Jim laughed and shook his head; he was a Mets guy.

June glided to her spot, where she waited to enter. She was fine right up to the book and the question from Jim, and then The Dread appeared just to her left. He began to whisper, “You can’t do this. You never could and everyone knows it. You are a fool to go out and fail in front of 750 people. Before you are even home the Times will have it splashed all over tomorrow’s paper: ‘June Talley crashes and burns in front of packed Saturday night crowd — never to work again.’”

A laugh froze in her throat, and she thought, for one split second, that it was all funny, but a chill went up her right side and straight to her heart and worse still, into her brain. The demon was a dark and deepening shadow she felt more than she could see. She silently shouted: “Get out of my head and my theater. Leave me alone.” She meant it, but The Dread paid no heed.

“Places for Act I, ladies and gentleman, places.”

The murmur in the house began to die down as the lights shifted and the curtain began a slow pull up to reveal the lovely drawing room of the play, the sound of a dog barking off in the distance, and the light on the set told us all that it was late spring with a touch of summer in the air. The lovely room was filled with fresh cut flowers and had the promise of a comedic evening.

She walked to the window, set the book on the ledge as she had done for 210 other nights, gently pulled up the window, breathing in the evening air.

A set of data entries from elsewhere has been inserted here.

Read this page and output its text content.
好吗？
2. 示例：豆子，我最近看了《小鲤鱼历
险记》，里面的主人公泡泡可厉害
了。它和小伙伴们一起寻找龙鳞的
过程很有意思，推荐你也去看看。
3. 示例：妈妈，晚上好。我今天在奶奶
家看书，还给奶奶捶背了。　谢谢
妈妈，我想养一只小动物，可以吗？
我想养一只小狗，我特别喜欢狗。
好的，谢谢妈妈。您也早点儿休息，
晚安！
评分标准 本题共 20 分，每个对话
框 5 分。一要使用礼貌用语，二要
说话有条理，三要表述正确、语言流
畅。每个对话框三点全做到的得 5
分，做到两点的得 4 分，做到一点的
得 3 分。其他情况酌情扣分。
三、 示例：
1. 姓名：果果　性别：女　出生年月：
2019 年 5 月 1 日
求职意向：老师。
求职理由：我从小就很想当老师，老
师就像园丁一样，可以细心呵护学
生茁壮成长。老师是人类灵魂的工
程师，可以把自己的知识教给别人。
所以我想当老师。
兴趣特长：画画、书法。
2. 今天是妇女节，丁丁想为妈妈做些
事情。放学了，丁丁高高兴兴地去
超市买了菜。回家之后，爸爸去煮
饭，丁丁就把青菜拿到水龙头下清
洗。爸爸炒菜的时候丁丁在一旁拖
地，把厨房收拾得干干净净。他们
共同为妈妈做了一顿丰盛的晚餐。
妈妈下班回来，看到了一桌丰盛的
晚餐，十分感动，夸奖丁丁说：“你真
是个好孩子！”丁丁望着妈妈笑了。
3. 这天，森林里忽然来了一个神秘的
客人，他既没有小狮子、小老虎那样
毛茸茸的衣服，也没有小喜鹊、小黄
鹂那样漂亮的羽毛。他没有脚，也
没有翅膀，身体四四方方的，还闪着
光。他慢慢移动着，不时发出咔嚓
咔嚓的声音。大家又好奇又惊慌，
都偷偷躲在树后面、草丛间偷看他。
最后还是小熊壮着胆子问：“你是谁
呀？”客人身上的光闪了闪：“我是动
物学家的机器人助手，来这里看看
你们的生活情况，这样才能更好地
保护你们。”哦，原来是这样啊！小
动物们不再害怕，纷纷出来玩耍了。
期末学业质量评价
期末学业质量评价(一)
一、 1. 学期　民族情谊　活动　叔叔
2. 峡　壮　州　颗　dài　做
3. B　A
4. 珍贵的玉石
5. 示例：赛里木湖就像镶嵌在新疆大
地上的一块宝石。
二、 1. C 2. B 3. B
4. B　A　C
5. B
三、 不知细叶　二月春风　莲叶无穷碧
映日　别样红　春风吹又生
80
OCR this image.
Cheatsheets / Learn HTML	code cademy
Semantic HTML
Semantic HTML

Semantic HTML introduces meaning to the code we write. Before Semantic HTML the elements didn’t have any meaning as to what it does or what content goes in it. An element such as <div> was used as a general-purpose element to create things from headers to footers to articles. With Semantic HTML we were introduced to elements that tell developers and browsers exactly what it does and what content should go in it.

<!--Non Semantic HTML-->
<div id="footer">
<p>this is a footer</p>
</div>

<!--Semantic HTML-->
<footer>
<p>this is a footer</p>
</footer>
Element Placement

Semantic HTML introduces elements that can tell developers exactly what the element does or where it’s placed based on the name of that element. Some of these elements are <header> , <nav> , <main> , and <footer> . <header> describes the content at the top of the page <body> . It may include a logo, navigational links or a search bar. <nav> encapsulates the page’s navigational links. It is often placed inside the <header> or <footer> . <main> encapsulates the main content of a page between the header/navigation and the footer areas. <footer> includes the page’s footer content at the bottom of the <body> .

She turned and said, “If tonight does not get them to fall in love, nothing will.” And then came the split second when she could not, for the life of her, remember what came next. She could see Danny just off stage and she looked at him with panic in her eyes.

“Whatever am I doing here? What should I be doing to make this go well?” she ad-libbed while looking into the wings. Danny knew what was happening, so on he came, making up a few lines to help get her on track, then off they went — as rehearsed — as they had done for 210 other shows.

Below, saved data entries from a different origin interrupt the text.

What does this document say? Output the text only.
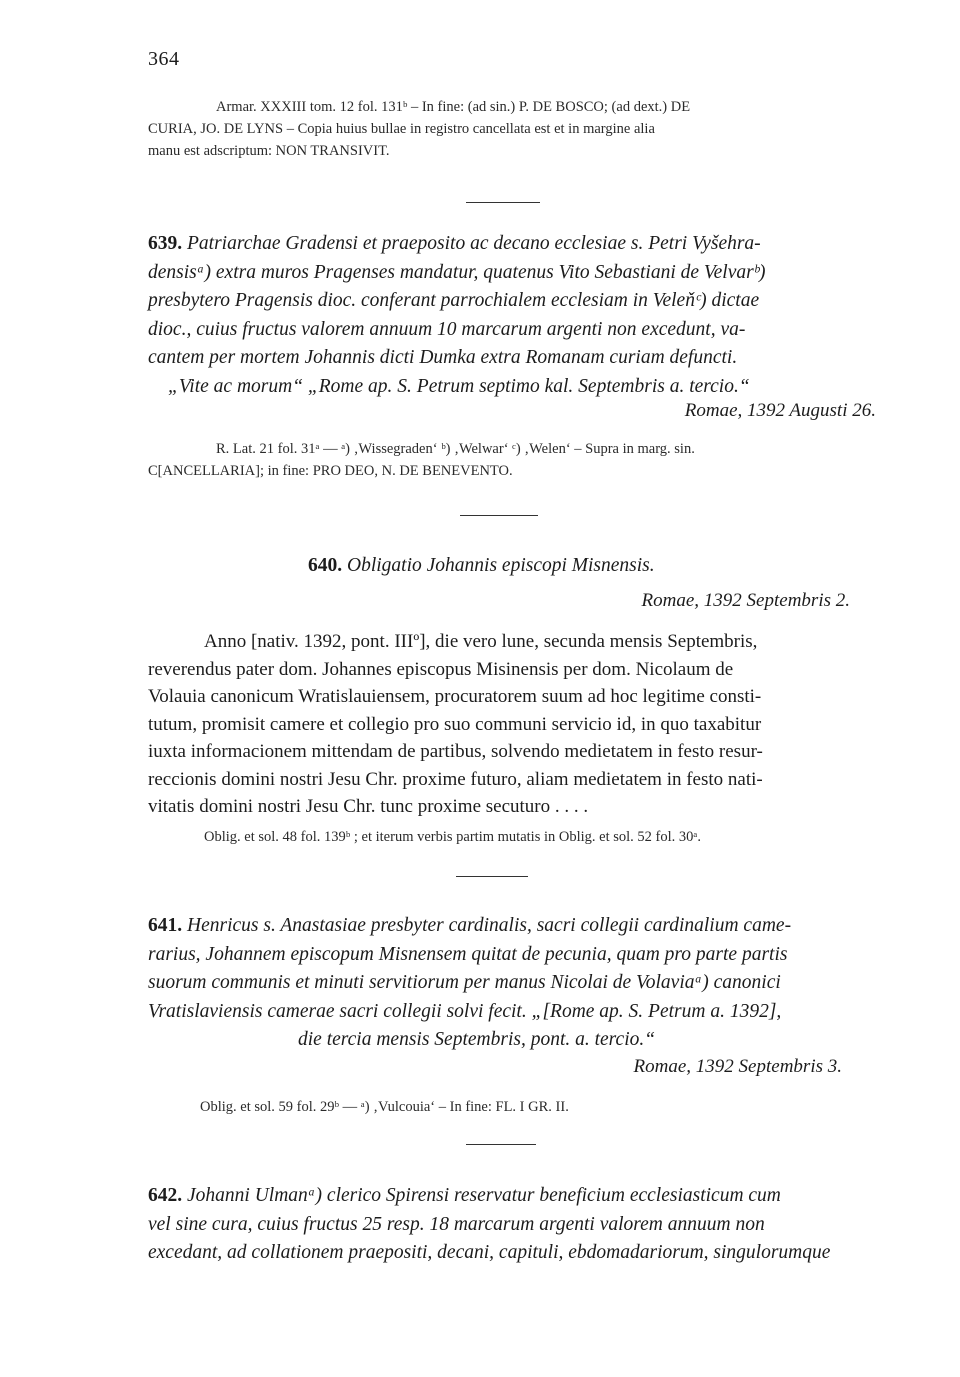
364
Armar. XXXIII tom. 12 fol. 131ᵇ – In fine: (ad sin.) P. DE BOSCO; (ad dext.) DE
CURIA, JO. DE LYNS – Copia huius bullae in registro cancellata est et in margine alia
manu est adscriptum: NON TRANSIVIT.
639. Patriarchae Gradensi et praeposito ac decano ecclesiae s. Petri Vyšehra-
densisᵃ) extra muros Pragenses mandatur, quatenus Vito Sebastiani de Velvarᵇ)
presbytero Pragensis dioc. conferant parrochialem ecclesiam in Veleňᶜ) dictae
dioc., cuius fructus valorem annuum 10 marcarum argenti non excedunt, va-
cantem per mortem Johannis dicti Dumka extra Romanam curiam defuncti.
„Vite ac morum“ „Rome ap. S. Petrum septimo kal. Septembris a. tercio.“
Romae, 1392 Augusti 26.
R. Lat. 21 fol. 31ᵃ — ᵃ) ‚Wissegraden‘ ᵇ) ‚Welwar‘ ᶜ) ‚Welen‘ – Supra in marg. sin.
C[ANCELLARIA]; in fine: PRO DEO, N. DE BENEVENTO.
640. Obligatio Johannis episcopi Misnensis.
Romae, 1392 Septembris 2.
Anno [nativ. 1392, pont. IIIº], die vero lune, secunda mensis Septembris,
reverendus pater dom. Johannes episcopus Misinensis per dom. Nicolaum de
Volauia canonicum Wratislauiensem, procuratorem suum ad hoc legitime consti-
tutum, promisit camere et collegio pro suo communi servicio id, in quo taxabitur
iuxta informacionem mittendam de partibus, solvendo medietatem in festo resur-
reccionis domini nostri Jesu Chr. proxime futuro, aliam medietatem in festo nati-
vitatis domini nostri Jesu Chr. tunc proxime secuturo . . . .
Oblig. et sol. 48 fol. 139ᵇ ; et iterum verbis partim mutatis in Oblig. et sol. 52 fol. 30ᵃ.
641. Henricus s. Anastasiae presbyter cardinalis, sacri collegii cardinalium came-
rarius, Johannem episcopum Misnensem quitat de pecunia, quam pro parte partis
suorum communis et minuti servitiorum per manus Nicolai de Volaviaᵃ) canonici
Vratislaviensis camerae sacri collegii solvi fecit. „[Rome ap. S. Petrum a. 1392],
die tercia mensis Septembris, pont. a. tercio.“
Romae, 1392 Septembris 3.
Oblig. et sol. 59 fol. 29ᵇ — ᵃ) ‚Vulcouia‘ – In fine: FL. I GR. II.
642. Johanni Ulmanᵃ) clerico Spirensi reservatur beneficium ecclesiasticum cum
vel sine cura, cuius fructus 25 resp. 18 marcarum argenti valorem annuum non
excedant, ad collationem praepositi, decani, capituli, ebdomadariorum, singulorumque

“Good God,” she said at the intermission as she and Danny bolted up the stairs to change for Act II, “do you think anyone noticed?”

“Darling, this poor comedy is hung together so loosely that no one would notice if an elephant took to the stage . . . thank God for genius comedic skill or this thing would have closed weeks ago.” They both laughed at how untrue that was. It was a fine comedy and they both were very good in it, but it was lovely of him to obscure the scary feeling of not remembering.

The curtain came down that night to a standing ovation, as it did nightly, whether they deserved it or not — such is the Broadway audience.

June began reading the script nightly before “five minutes” was called, even though she knew every word. The Dread had found its way into the theater and the only defense was preparedness and laughter. Thank God for Danny, thank God for the rest of the cast and crew who made light of it and then lived in fear that they would be next.

As The Dread headed for another theater he paused to tip his hat because she had not broken down and because Danny had been a brick.

The next night someone in Phantom of the Opera forgot the first verse to “Music of the Night” and everyone in June’s show knew he had moved on. The cast laughed at the telling of the ad-libbed lyrics that night as actors gathered at Joe Allen’s bar after all the shows let out. The guy who played The Count told the story with everyone falling about at his impersonation and joking about it all.

No one knows better than an actor how a good laugh can dispel fear and nerves. Should you be in the theater on a night someone seems to be a bit off, or starts stumbling over lines, look just off stage, at the edge of the curtain. You may see a shadow looming, then turning to leave because his work there is done.  PS

Joyce Reehling is a 45-year veteran of the New York stage both on and off Broadway. She is a proud member of Actors Equity and Screen Actors Guild-American Federation of Radio and Television Artists. She now resides in Pinehurst. She does not miss The Dread.